GO2ALは、2022年9月に発足した医療用酸素セキュリティに関するランセットグローバルヘルス委員会(Lancet Global Health Commission)と密接に協力しています。これは、酸素研究の大きなギャップに対処し、医療用酸素の提供を加速させるために幅広いステークホルダーと連携し、世界的に死亡率と罹患率を削減することを目的としています。

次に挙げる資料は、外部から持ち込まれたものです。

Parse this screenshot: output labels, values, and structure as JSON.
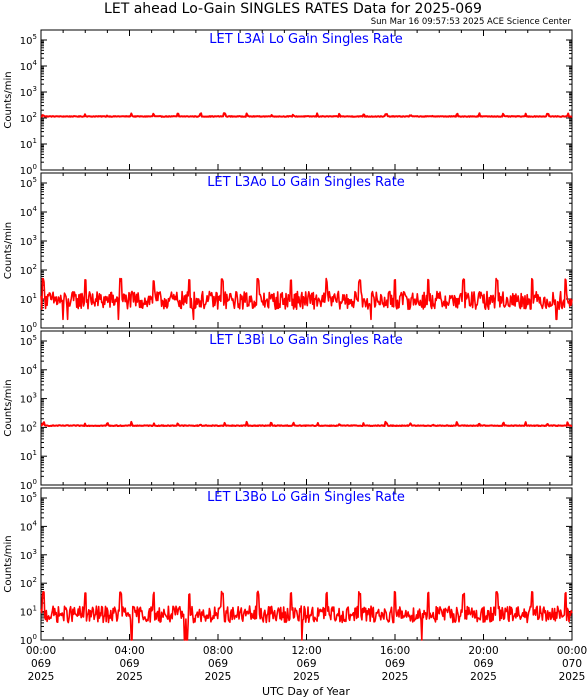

Lean On Me Foundation事務局長兼GO2ALコミュニティ代表のメーン・ムレンガ氏は「被害に遭ったコミュニティは、GO2ALのイニシアティブを歓迎します。このプラットフォームを通じて、医療用酸素へのアクセスがそれにふさわしい緊急性をもって扱われることを確信しています」と述べています。「また、地理的あるいは経済的な状況に関わらず、誰もが生きるために必要な医薬品を入手できるようにするために、最新のイノベーションを受け入れるような世界的な連帯と政治的なコミットメントが必要です。私たちには、低酸素血症によって毎年失われる何百万もの命を救うチャンスがあるのです。」

GO2ALは、ユニットエイドとグローバルファンドが共同議長、汎米保健機構(PAHO)とアフリカ疾病対策センター(アフリカCDC)が副議長、世界保健機関(WHO)、国連児童基金(UNICEF)、ユニットエイドが事務局となり、2023年4月に発足しました。

下記のACT-A酸素緊急タスクフォースのメンバーは、GO2ALへの参加を決定しています。 医薬品アクセス財団、アフリカCDC、ビル&メリンダ・ゲイツ財団、クリントン・ヘルス・アクセス・イニシアティブ、エブリ・ブレス・カウンツ連合、グローバルファンド、汎米保健機構、PATH、セーブ・ザ・チルドレン、UNICEF、ユニットエイド、国連プロジェクト・サービス(UNOPS)、米国国際開発庁(USAID)、WHO、世界銀行。また、GO2ALは、より強力で多様性のある包括的なものとするために、低・中所得国、市民社会、コミュニティからの代表を含む新しいメンバーを募集しています。

 

原文:The Global Fund’s blog post on the launch of the Global Oxygen Alliance(2023年5月24日) (GO2AL)をもとにグローバルファンド日本委員会にて作成。


*ACTアクセラレータの詳細については、ACT-A WATCHをご参照ください。